The ongoing Covid-19 pandemic has been good for streaming services. Type of.

It’s well documented that the ongoing pandemic has accelerated consumer streaming adoption, especially among older viewers. However, media and streaming executives who met this week at CES 2021 said that while shutdowns helped boost adoption and increase viewership, it also led to more competition and stronger consumers.

“Covid was definitely the turning point for the introduction of OTT, which was obviously wonderful for us in the streaming business,” said Stefanie Meyers, svp of Starz Distribution, in a presentation on Tuesday. “But there is also the more experienced customer. It used to be when you could just get someone to subscribe. Now we have to constantly justify the time the customer spends on each of our products or shows. So this is a bit of a double-edged sword. “

With more market opportunities, so does competition – and adapting to new competitors requires quick decisions and the further development of benchmarks for success. This month, all eyes are on Discovery +, the new lifestyle streamer from Discovery Inc., which launches with more than 50 original series and a huge catalog of unwritten content.

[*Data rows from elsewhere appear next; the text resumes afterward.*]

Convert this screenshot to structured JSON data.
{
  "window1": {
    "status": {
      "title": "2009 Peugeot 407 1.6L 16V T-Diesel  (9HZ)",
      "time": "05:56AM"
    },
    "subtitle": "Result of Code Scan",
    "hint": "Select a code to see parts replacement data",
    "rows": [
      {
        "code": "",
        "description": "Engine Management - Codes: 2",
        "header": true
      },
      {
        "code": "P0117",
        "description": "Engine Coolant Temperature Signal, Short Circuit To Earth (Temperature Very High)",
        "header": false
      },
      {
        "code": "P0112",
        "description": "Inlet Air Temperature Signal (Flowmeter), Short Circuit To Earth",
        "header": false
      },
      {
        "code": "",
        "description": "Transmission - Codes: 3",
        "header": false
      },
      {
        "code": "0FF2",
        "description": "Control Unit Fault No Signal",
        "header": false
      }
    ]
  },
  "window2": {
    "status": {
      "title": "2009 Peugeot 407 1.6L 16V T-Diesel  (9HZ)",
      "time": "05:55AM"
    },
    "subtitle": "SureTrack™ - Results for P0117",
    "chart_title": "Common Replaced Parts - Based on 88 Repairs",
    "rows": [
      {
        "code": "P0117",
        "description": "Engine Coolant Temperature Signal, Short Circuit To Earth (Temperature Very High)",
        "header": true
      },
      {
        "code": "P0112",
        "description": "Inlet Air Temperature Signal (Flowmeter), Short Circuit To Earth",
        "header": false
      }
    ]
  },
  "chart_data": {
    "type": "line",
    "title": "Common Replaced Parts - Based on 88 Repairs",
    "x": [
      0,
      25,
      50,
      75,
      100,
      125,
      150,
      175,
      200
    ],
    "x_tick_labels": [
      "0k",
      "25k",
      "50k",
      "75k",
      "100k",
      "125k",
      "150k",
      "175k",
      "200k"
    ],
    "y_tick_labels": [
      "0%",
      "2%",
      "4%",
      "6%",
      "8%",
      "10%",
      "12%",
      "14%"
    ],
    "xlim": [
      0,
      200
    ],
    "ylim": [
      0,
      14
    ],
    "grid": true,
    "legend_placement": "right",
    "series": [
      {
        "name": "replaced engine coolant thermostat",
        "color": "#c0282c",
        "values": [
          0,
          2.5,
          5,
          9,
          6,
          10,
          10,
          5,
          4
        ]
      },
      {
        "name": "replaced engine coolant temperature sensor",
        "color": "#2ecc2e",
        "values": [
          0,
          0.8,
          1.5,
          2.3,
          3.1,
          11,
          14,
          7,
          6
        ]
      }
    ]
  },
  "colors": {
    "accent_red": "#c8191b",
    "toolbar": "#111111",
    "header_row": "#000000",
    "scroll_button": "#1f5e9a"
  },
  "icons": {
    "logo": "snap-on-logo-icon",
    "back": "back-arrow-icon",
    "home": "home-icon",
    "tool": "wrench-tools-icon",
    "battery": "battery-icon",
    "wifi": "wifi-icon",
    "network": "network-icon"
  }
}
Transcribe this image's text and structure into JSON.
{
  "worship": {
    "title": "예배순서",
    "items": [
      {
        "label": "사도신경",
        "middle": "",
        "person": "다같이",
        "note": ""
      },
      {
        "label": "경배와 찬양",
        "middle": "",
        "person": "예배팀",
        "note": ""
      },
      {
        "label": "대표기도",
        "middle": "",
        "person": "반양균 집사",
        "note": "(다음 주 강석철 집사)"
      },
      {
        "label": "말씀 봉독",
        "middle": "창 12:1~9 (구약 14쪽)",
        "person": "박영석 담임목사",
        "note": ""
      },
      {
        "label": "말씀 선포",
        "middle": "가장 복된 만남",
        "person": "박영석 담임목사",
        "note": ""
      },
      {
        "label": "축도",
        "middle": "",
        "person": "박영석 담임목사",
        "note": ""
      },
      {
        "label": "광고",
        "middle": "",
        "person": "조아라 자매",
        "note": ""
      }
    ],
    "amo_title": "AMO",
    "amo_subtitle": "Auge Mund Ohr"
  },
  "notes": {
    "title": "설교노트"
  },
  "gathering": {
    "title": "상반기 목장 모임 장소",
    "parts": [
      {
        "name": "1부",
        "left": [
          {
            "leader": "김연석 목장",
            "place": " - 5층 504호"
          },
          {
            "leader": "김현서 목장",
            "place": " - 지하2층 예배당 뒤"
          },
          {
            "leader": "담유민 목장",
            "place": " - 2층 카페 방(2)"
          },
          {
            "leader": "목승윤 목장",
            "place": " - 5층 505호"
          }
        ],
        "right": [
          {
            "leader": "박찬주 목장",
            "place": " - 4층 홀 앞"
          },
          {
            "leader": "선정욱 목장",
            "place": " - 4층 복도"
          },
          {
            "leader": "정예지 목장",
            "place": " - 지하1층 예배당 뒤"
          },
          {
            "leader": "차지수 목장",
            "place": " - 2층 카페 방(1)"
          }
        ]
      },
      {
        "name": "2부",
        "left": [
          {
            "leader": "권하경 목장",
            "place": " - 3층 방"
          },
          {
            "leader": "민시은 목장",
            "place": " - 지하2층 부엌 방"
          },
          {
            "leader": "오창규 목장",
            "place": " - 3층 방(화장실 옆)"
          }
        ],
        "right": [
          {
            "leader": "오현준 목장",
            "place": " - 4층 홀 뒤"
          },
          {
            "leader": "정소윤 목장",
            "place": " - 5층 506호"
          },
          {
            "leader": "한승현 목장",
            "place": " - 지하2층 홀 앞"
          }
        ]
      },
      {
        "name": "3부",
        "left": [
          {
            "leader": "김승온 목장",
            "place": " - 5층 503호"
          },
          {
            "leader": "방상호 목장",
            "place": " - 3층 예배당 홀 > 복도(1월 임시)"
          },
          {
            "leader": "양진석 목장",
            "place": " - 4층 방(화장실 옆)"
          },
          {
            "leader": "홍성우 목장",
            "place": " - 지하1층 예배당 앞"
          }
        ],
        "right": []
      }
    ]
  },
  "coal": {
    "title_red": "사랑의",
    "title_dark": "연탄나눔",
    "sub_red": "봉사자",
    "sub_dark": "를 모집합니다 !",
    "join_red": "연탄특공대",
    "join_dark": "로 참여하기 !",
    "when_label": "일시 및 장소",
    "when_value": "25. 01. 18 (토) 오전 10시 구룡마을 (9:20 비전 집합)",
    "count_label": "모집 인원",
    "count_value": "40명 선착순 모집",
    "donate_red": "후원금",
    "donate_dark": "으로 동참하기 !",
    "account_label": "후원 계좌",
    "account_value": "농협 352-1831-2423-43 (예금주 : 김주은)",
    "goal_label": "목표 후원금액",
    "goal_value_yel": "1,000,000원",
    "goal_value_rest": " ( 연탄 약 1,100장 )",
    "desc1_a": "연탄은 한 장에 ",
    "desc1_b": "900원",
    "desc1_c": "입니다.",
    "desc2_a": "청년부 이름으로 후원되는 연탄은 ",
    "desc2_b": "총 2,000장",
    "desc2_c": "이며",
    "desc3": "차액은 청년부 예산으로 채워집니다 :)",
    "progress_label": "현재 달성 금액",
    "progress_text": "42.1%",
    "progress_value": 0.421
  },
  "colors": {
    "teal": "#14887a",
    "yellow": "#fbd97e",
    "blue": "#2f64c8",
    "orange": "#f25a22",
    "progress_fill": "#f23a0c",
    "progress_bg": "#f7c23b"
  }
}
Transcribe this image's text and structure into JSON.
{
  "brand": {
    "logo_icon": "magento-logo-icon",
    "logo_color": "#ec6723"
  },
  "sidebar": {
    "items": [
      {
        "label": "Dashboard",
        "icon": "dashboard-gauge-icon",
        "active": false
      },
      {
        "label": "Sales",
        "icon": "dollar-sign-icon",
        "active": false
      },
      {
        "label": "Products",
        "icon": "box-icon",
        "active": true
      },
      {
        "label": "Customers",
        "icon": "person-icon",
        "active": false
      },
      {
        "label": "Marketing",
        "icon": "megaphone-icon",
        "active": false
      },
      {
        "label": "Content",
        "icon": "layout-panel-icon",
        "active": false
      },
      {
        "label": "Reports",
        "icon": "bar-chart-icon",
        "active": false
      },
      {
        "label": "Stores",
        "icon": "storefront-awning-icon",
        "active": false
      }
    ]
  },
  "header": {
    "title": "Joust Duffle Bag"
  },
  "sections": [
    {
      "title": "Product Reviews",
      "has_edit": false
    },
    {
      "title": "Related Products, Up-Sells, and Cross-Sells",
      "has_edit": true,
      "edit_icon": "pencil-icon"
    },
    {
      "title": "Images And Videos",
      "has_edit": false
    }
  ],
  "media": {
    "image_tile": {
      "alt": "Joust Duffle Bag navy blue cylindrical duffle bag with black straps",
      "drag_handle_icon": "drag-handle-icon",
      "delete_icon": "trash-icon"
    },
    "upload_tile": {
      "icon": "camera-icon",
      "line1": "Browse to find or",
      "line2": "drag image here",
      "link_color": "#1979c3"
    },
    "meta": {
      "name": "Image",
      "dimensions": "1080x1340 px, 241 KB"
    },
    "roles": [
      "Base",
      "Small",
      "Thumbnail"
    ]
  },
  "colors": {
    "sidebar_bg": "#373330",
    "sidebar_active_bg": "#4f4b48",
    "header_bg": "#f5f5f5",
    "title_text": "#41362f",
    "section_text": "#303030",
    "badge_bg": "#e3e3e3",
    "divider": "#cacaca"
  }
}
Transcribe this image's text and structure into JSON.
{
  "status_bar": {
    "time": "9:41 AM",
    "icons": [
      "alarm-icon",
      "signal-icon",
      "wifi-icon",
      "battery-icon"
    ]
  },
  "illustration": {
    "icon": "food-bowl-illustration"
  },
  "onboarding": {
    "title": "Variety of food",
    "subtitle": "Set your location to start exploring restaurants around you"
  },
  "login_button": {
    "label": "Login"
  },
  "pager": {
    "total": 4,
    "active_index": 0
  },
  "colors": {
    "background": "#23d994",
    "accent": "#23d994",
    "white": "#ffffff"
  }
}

“The more streamers like Discovery + join, the more the competition is shifting to a different type of competitive set and the more people are looking for the audience you’re looking for,” said Ann Sarnoff, CEO and chairman of WarnerMedia Studios and Networks said Wednesday. “And of course that raises the bar and lets you think more creatively about how to find your fans.”

Where is the predetermined breaking point?

Other executives are shaking off the increasingly crowded market. More choice gives consumers and businesses more options, said Andrew McCollum, CEO of Philo, whose MVPD virtual service provides linear TV access to many of Discovery’s cable features.

“It’s great to offer options to consumers,” said McCollum on Tuesday. “Often times, these services bring new original content as well as deeper access to library content that may not previously have been available. In that regard, it can be a great addition to what you get through Philo.

“I was wondering where the line is, where people feel like it’s really overwhelming to have so many of these different SVOD services where you have different credentials, different billing details, different user interfaces, different content for each of them them and you have I really need to remember where to go and how to get it, ”he added. “Ultimately, I don’t know when we will reach this breaking point.”

Ad-supported services also keep an eye on this breakpoint. “I think there has been a lot of talk and talk about how many SVODs the consumer can support and how many will support, and I think you will see more experimentation on the consumer side,” said Scott Reich, svp of programming at ViacomCBS- own Pluto TV. “Because there are so many different options, ultimately the consumer will decide what the new package will be based on your habits, based on your budget, and based on what is important to you.”

New programming trends are emerging

Before that bubble bursts, however, streamers are noticing a high demand for program types that arise out of boredom at home. Overall viewership has increased, executives said, and consumers have become interested in new ways of programming as daily habits shifted to enable distance learning and home exercise.